Cela va-t-il s’arrêter ? La question peut se poser alors que le chef de l’Etat a voulu une réforme de la fiscalité du patrimoine qui devrait être présentée dans la première quinzaine de mai et discutée au Parlement avant l’été. A cette occasion, le bouclier fiscal devrait être supprimé : il a le tort d’être compliqué et impopulaire. Il ne profite qu’à moins de 20.000 personnes et en mécontente des millions… Mais si on le supprime, il paraît difficile de garder l’ISF en l’état. Mais alors se pose deux problèmes.
Le premier est d’ordre politique.
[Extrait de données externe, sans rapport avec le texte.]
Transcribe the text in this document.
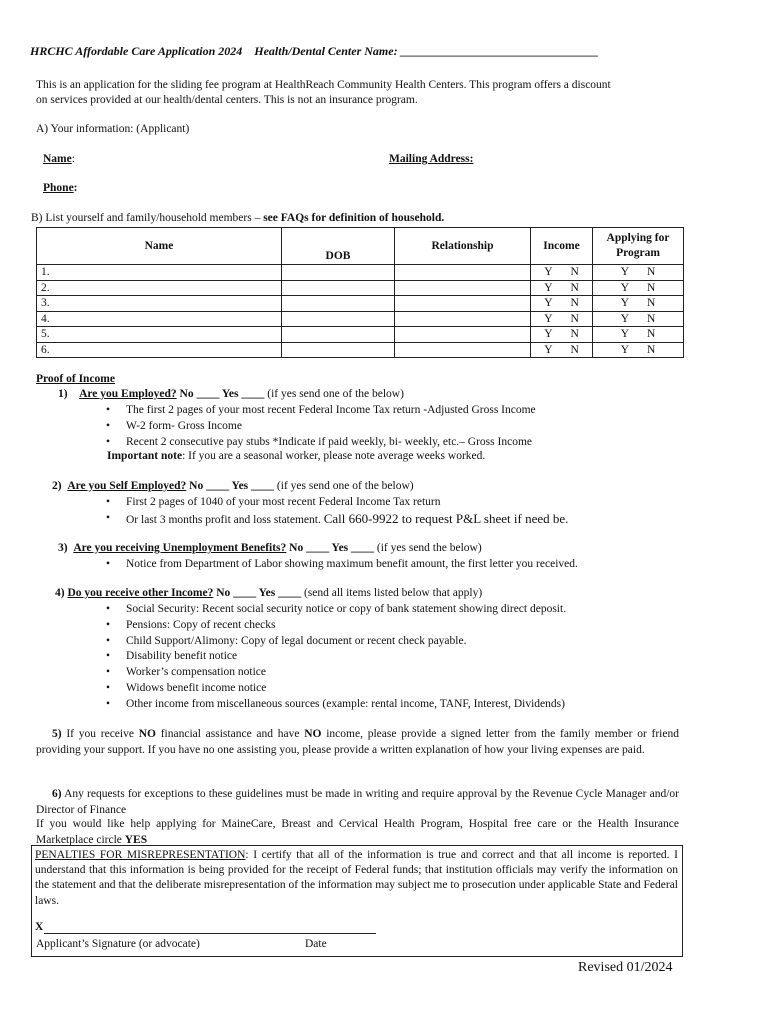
HRCHC Affordable Care Application 2024 Health/Dental Center Name: _________________________________
This is an application for the sliding fee program at HealthReach Community Health Centers. This program offers a discount
on services provided at our health/dental centers. This is not an insurance program.
A) Your information: (Applicant)
Name:	Mailing Address:
Phone:
B) List yourself and family/household members – see FAQs for definition of household.
Name	DOB	Relationship	Income	Applying for Program
1.			Y N	Y N

2.			Y N	Y N

3.			Y N	Y N

4.			Y N	Y N

5.			Y N	Y N

6.			Y N	Y N
Proof of Income
1) Are you Employed? No ____ Yes ____ (if yes send one of the below)
• The first 2 pages of your most recent Federal Income Tax return -Adjusted Gross Income
• W-2 form- Gross Income
• Recent 2 consecutive pay stubs *Indicate if paid weekly, bi- weekly, etc.– Gross Income
Important note: If you are a seasonal worker, please note average weeks worked.
2) Are you Self Employed? No ____ Yes ____ (if yes send one of the below)
• First 2 pages of 1040 of your most recent Federal Income Tax return
• Or last 3 months profit and loss statement. Call 660-9922 to request P&L sheet if need be.
3) Are you receiving Unemployment Benefits? No ____ Yes ____ (if yes send the below)
• Notice from Department of Labor showing maximum benefit amount, the first letter you received.
4) Do you receive other Income? No ____ Yes ____ (send all items listed below that apply)
• Social Security: Recent social security notice or copy of bank statement showing direct deposit.
• Pensions: Copy of recent checks
• Child Support/Alimony: Copy of legal document or recent check payable.
• Disability benefit notice
• Worker’s compensation notice
• Widows benefit income notice
• Other income from miscellaneous sources (example: rental income, TANF, Interest, Dividends)
5) If you receive NO financial assistance and have NO income, please provide a signed letter from the family member or friend providing your support. If you have no one assisting you, please provide a written explanation of how your living expenses are paid.
6) Any requests for exceptions to these guidelines must be made in writing and require approval by the Revenue Cycle Manager and/or Director of Finance
If you would like help applying for MaineCare, Breast and Cervical Health Program, Hospital free care or the Health Insurance Marketplace circle YES
PENALTIES FOR MISREPRESENTATION: I certify that all of the information is true and correct and that all income is reported. I understand that this information is being provided for the receipt of Federal funds; that institution officials may verify the information on the statement and that the deliberate misrepresentation of the information may subject me to prosecution under applicable State and Federal laws.
X
Applicant’s Signature (or advocate)	Date
Revised 01/2024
Supprimer purement et simplement l’ISF ou l’alléger de façon considérable pose un problème à un an des élections présidentielle et législatives. Dans la majorité, on garde un souvenir douloureux de l’impact sur l’élection présidentielle de 1988 de la suppression de l’impôt sur les grandes fortunes par le gouvernement de Jacques Chirac. Il n’est pas question de recommencer la même opération. Mais, du coup, on peut se demander s’il était bien opportun de prévoir une réforme fiscale d’importance en 2011.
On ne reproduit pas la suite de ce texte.